A opinião é da teóloga norte-americana Mary E. Hunt,
cofundadora e codiretora da Women's Alliance for Theology, Ethics and Ritual
(Water), nos EUA.
O artigo foi publicado no sítio Religion Dispatches,
11-02-2013. A tradução é de Moisés Sbardelotto.
Eis o texto.
O inesperado anúncio da renúncia do Papa Bento XVI é uma
bem-vinda lufada de ar fresco. Um ser humano, mesmo sendo papa, deve ter a
opção de dizer "basta, eu fiz o que pude, e agora é hora de outra pessoa
assumir". Eu aplaudo a sua medida e a leio como um sinal de esperança em
uma triste cena eclesial.
As especulações sobre a saúde são crescentes. Tal como
acontece com muitos idosos cujos filhos armam complôs para levar as chaves do
carro, eu suspeito que houve algum lobby por trás dos panos para fazer com que
essa renúncia acontecesse. Mas eu me atrevo a esperar que, ao menos em parte,
esse tenha sido o juízo ponderado de um octogenário que viu o seu antecessor
amparado por muito tempo depois do seu auge e não quis o mesmo para si mesmo.
Mas antes de olhar para o pano de fundo, há algo na
declaração de renúncia de Bento XVI que vale a pena ressaltar: "Depois de
ter examinado repetidamente a minha consciência diante de Deus, cheguei à
certeza de que as minhas forças, devido à idade avançada, já não são idôneas
para exercer adequadamente o ministério petrino".

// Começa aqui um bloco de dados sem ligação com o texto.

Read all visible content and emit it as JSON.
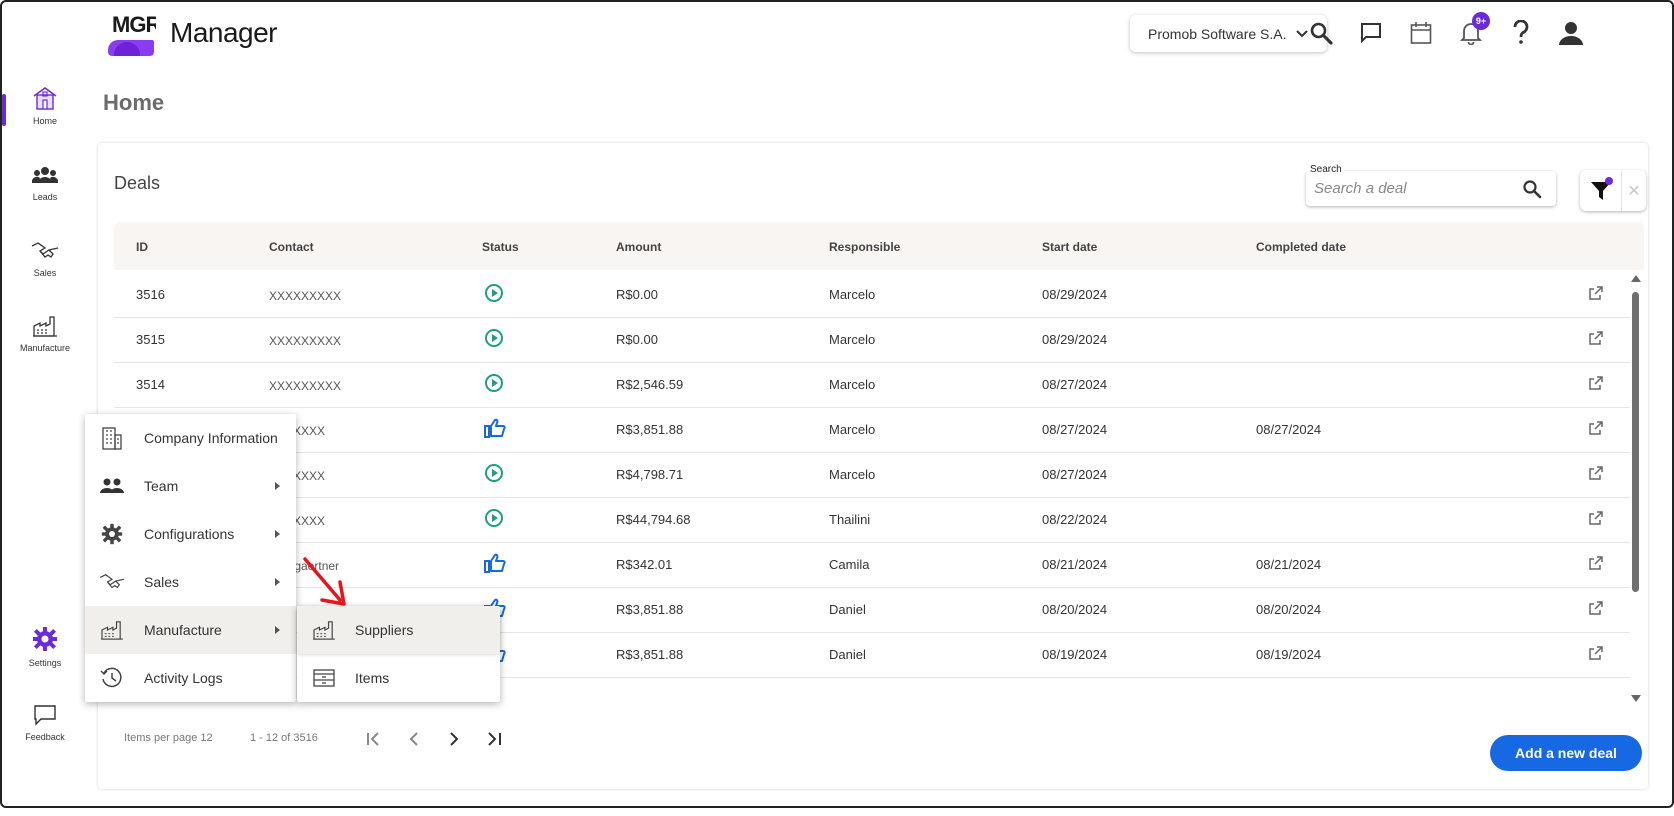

A consciência, Bento XVI nos lembra hoje, ainda é primordial
para os católicos. Exame de consciência: essa apenas é a fórmula que milhões de
nós usamos para explicar por que usamos o controle de natalidade, desfrutamos
da nossa sexualidade em uma grande variedade de formas e vemos o enorme bem em
outras tradições religiosas. A consciência é o árbitro final, e o papa confiou
na sua. Bom para ele e bom para o restante de nós.

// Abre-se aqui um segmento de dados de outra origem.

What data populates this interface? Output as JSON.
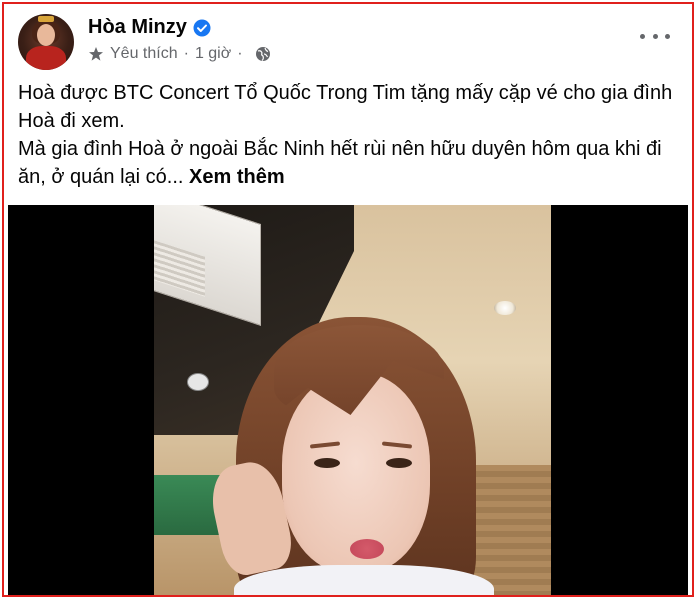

Houve um monte de falsificações na questão da consciência
nas últimas décadas. A hierarquia pós-Vaticano II reivindicou que a consciência
é primordial se, e somente se, for formada como convém a eles. Mas o Papa Bento
XVI está dando à consciência um novo sopro de vida. O que é bom para um é bom
para o outro – o apelo à consciência não pode ser negado agora que o próprio
papa recorreu a ele.
Outra concessão: só porque um papa não renunciava desde
Gregório XII em 1415 não significa que isso não possa ser feito. Nada é para
sempre. Muito do que passa como "é assim mesmo" em Roma é realmente
apenas costume – como não ordenar mulheres, afirmar que o controle de
natalidade é um pecado, considerar o amor entre pessoas do mesmo sexo como
moralmente desordenado e afins. Os costumes mudam. Os relações-públicas romanos
dizem: "Na plenitude da revelação tal e tal coisa passam a valer
agora". Então, o novo emerge como "é assim mesmo", e a vida
continua. Espero plenamente que o próximo papa seja do mesmo porte deste, mas
não há como frear a sensação de que a pressão para mudar os costumes é
simplesmente avassaladora.
As notícias do anúncio papal incluem o fato de que muitos
dos cardeais no consistório em que Bento XVI silenciosamente deu a notícia não
entenderam imediatamente as suas palavras, porque elas foram ditas em latim.
Uma rápida tradução em seus iPads certamente retificaria essa situação. Mas é
fascinante notar que muitos dos 118 cardeais que vão eleger o seu sucessor não
são competentes o suficiente na antiga língua para entender "Quapropter
bene conscius ponderis huius actus plena libertate declaro me ministerio
Episcopi Romae, Successoris Sancti Petri, mihi per manus Cardinalium die 19
aprilis MMV commissum renuntiare ita ut a die 28 februarii MMXIII, hora 20,
sedes Romae, sedes Sancti Petri vacet et Conclave ad eligendum novum Summum
Pontificem ab his quibus competit convocandum esse". Tradução rápida: até
o fim do mês eu vou cair fora daqui, e vocês precisam eleger uma nova pessoa.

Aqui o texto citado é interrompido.